Audio and text resources that can be used within IDLAK

Primary LanguagePythonApache License 2.0Apache-2.0

Idlak Resources

Audio and text resources that can be used within IDLAK

Languages are required to be 2 letters, normally their 2 letter ISO code, see: wiki article on ISO_639-1 codes

Accents are required to also be 2 letters.

Speakers are 3 letter codes. If a speaker was recorded in multiple languages this should be noted in the noted in the speaker's README and where possible their speaker code should be the same in both languages. It is highly recommended that the recording environment is noted in the README, including microphone, location, and the original sample rate. The audio should be saved in uncompressed .wav files and then zipped.

Directory structure

Maintaining the directory structure is very important for the tools in IDLAK.

Language resources

  • ln
    • text
      • source.xml
    • README.md
    • word_frequencies.xml
    • other resources in xml

"word_frequencies.xml" is an example not a requirement.

See below for the text source format. Source names should be a reasonable name. If a source is really only for one region or accent it is recommended that the source file name starts with region and an underscore, for example: "uk_bbc.xml". For this reason we recommend not including underscores in your file names.

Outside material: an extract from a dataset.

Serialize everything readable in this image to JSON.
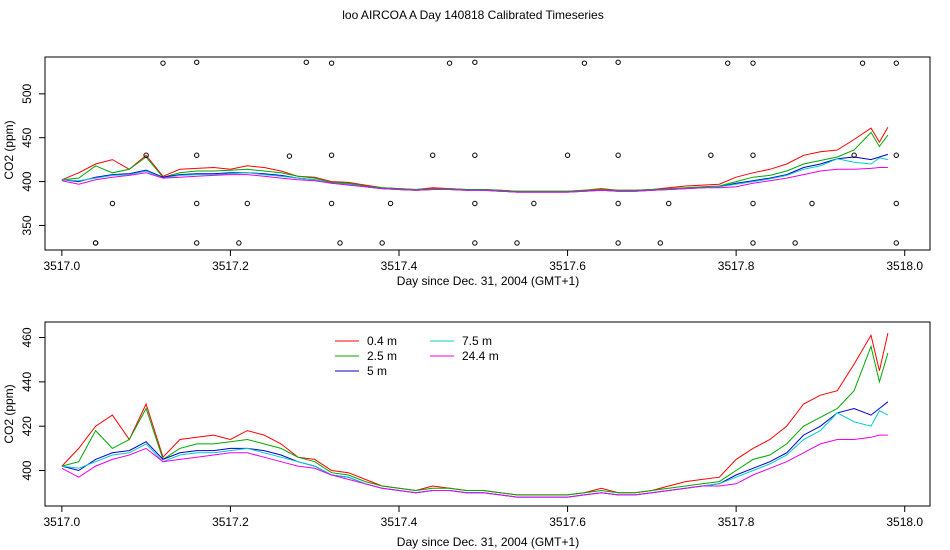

We also recommend not to include spaces in file names.

Text source format

We recommend keeping files to a reasonable size (under 5000 lines)

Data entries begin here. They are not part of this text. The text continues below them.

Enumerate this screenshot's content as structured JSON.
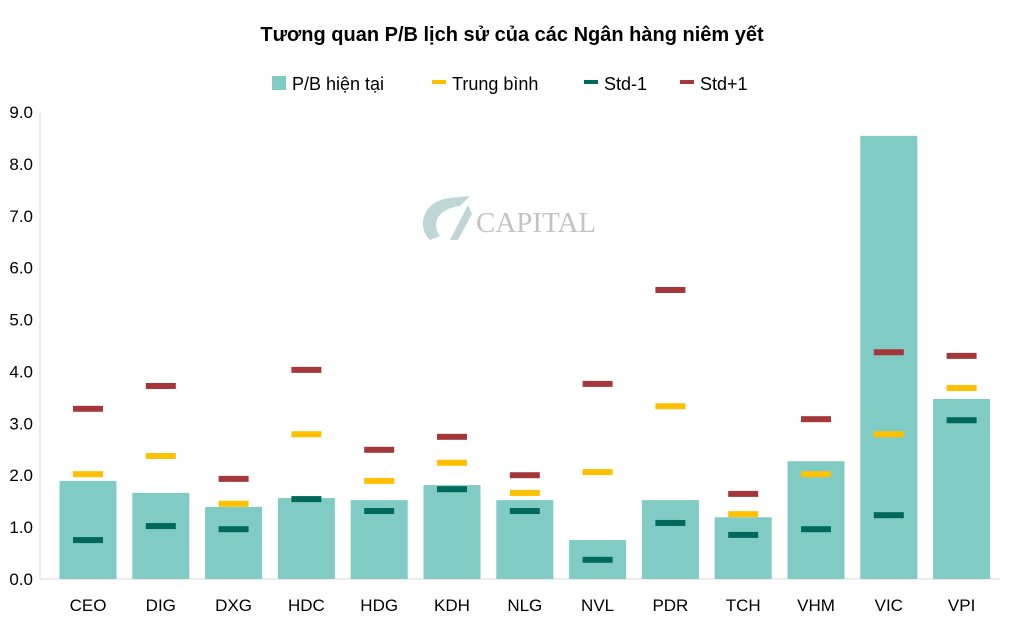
{
  "chart_data": {
    "type": "bar",
    "title": "Tương quan P/B lịch sử của các Ngân hàng niêm yết",
    "categories": [
      "CEO",
      "DIG",
      "DXG",
      "HDC",
      "HDG",
      "KDH",
      "NLG",
      "NVL",
      "PDR",
      "TCH",
      "VHM",
      "VIC",
      "VPI"
    ],
    "series": [
      {
        "name": "P/B hiện tại",
        "kind": "bar",
        "color": "#80CBC4",
        "values": [
          1.89,
          1.66,
          1.39,
          1.56,
          1.52,
          1.81,
          1.52,
          0.75,
          1.52,
          1.19,
          2.27,
          8.54,
          3.47
        ]
      },
      {
        "name": "Trung bình",
        "kind": "marker",
        "color": "#FFC000",
        "values": [
          2.02,
          2.37,
          1.45,
          2.79,
          1.89,
          2.24,
          1.66,
          2.06,
          3.33,
          1.25,
          2.02,
          2.79,
          3.68
        ]
      },
      {
        "name": "Std-1",
        "kind": "marker",
        "color": "#00695C",
        "values": [
          0.75,
          1.02,
          0.96,
          1.54,
          1.31,
          1.73,
          1.31,
          0.37,
          1.08,
          0.85,
          0.96,
          1.23,
          3.06
        ]
      },
      {
        "name": "Std+1",
        "kind": "marker",
        "color": "#A4373A",
        "values": [
          3.28,
          3.72,
          1.93,
          4.03,
          2.49,
          2.74,
          2.0,
          3.76,
          5.57,
          1.64,
          3.08,
          4.37,
          4.3
        ]
      }
    ],
    "ylim": [
      0,
      9
    ],
    "yticks": [
      "0.0",
      "1.0",
      "2.0",
      "3.0",
      "4.0",
      "5.0",
      "6.0",
      "7.0",
      "8.0",
      "9.0"
    ],
    "grid": false,
    "legend_position": "top"
  },
  "watermark": "CAPITAL"
}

The text source xml format is:

<?xml version="1.0" encoding="UTF-8"?>
<text_sources>
  <text_source id="unique within file" name="any name" url="original url">
    <notes>
      Notes here are ignored and this section is optional.
      other than id all attributes are optional in the text_source tag 
    </notes>
    <text>
      Text source here, utf8-encoded.
    </text>
  </text_source>
  <text_source />
  <text_source />
  <text_source />
</text_sources>

Speaker resources

  • ln_ac_spk
    • README.md
    • text.xml
    • lexicon.xml

Audio is uploaded to archive.org in tar.gz format

The script can note the pronunciation of specific words by the speaker with <pron> tags.

The lexicon is optional and will be appended to the language lexicon in the IDLAK main repo.

Current speakers

Language Accent Code Notes
en rp aaa example to be deleted